From a start-up founded by four recent college graduates in 2007, Bleacher Report has grown into a fully-fledged media company and one of the biggest sports sites in the world.
In 2012 the site was bought by Time Warner division Turner Sports Network for a reported $175 million (£112m), offering Bleacher Report the credibility it needed to step beyond its reputation as a fan-orientated site with a penchant for lists.
It is now America's second most popular sports site after ESPN, with 53 million unique visitors in June 2015 according to the most recent comScore data.
Rory Brown, Bleacher Report's chief content officer, shared tips for audience strategy and development at the Digital Publishing Innovation Summit in New York last week.
Screenshot from Bleacher Report
Spot opportunity
The NFL draft, an annual three-day event in which the League selects eligible college football players, is "one of the biggest, if not the biggest, digital sports events of the year, as far as audience is concerned," said Brown.
"It is literally three days of Super Bowls for Bleacher Report".
Despite this, before BR started covering the NFL draft it was largely unreported online, he claimed, while ESPN had a stronghold over the TV rights.
"This was a classic case of supply not meeting demand," he explained, so Bleacher Report chose to give the audience something they weren't getting elsewhere.

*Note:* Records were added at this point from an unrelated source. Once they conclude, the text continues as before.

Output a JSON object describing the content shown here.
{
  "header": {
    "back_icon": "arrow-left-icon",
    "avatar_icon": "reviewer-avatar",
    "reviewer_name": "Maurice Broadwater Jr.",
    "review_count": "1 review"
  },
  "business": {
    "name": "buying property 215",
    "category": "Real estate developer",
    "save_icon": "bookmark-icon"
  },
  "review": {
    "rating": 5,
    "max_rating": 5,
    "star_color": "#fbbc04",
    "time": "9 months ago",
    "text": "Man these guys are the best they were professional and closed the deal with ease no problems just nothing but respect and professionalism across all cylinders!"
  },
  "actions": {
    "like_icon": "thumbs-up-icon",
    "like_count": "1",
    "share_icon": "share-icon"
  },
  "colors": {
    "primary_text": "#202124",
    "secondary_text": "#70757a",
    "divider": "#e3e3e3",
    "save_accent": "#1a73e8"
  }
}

Bleacher Report's draft coverage includes results, report cards and rumours, all of which is integrated into the Team Stream app which Brown said "a lot of people just live on" during the draft.
Embrace new technology
It should come as no surprise that Brown claims audience growth "is all about mobile".
However, Bleacher Report's willingness to embrace mobile, even before monetising it, allowed it to get a head start on generating revenue from mobile channels, he said.
The outlet's Team Stream app, launched in 2012, now has more than 13 million subscribers. "That is a very loyal audience, and we know there are a lot of people who check that app 30, 40, 50 times a day," said Brown.
At times, as much as 90 per cent of Bleacher Report's traffic comes from mobile – 80 per cent on smartphones and 10 per cent on tablets.
Build stories for off-site
While social traffic has overtaken search for Bleacher Report and many other publishers, Brown notes that Facebook, Twitter et al offered "extremely volatile traffic", with publishers at the mercy of other platform's algorithms.
Bleacher Report regularly creates platform-specific content for social sites such as Instagram and Vine, and partnered with Snapchat for the launch of its Discover platform earlier this year.
The importance of these stories, which are "only built for the moment," is that they help to raise awareness of your brand and encourage people to follow you on social, subscribe to your newsletter or download your app, said Brown.
Update: This article has been edited to clarify the number of unique users who visited the Bleacher Report site in June 2015, according to comScore data.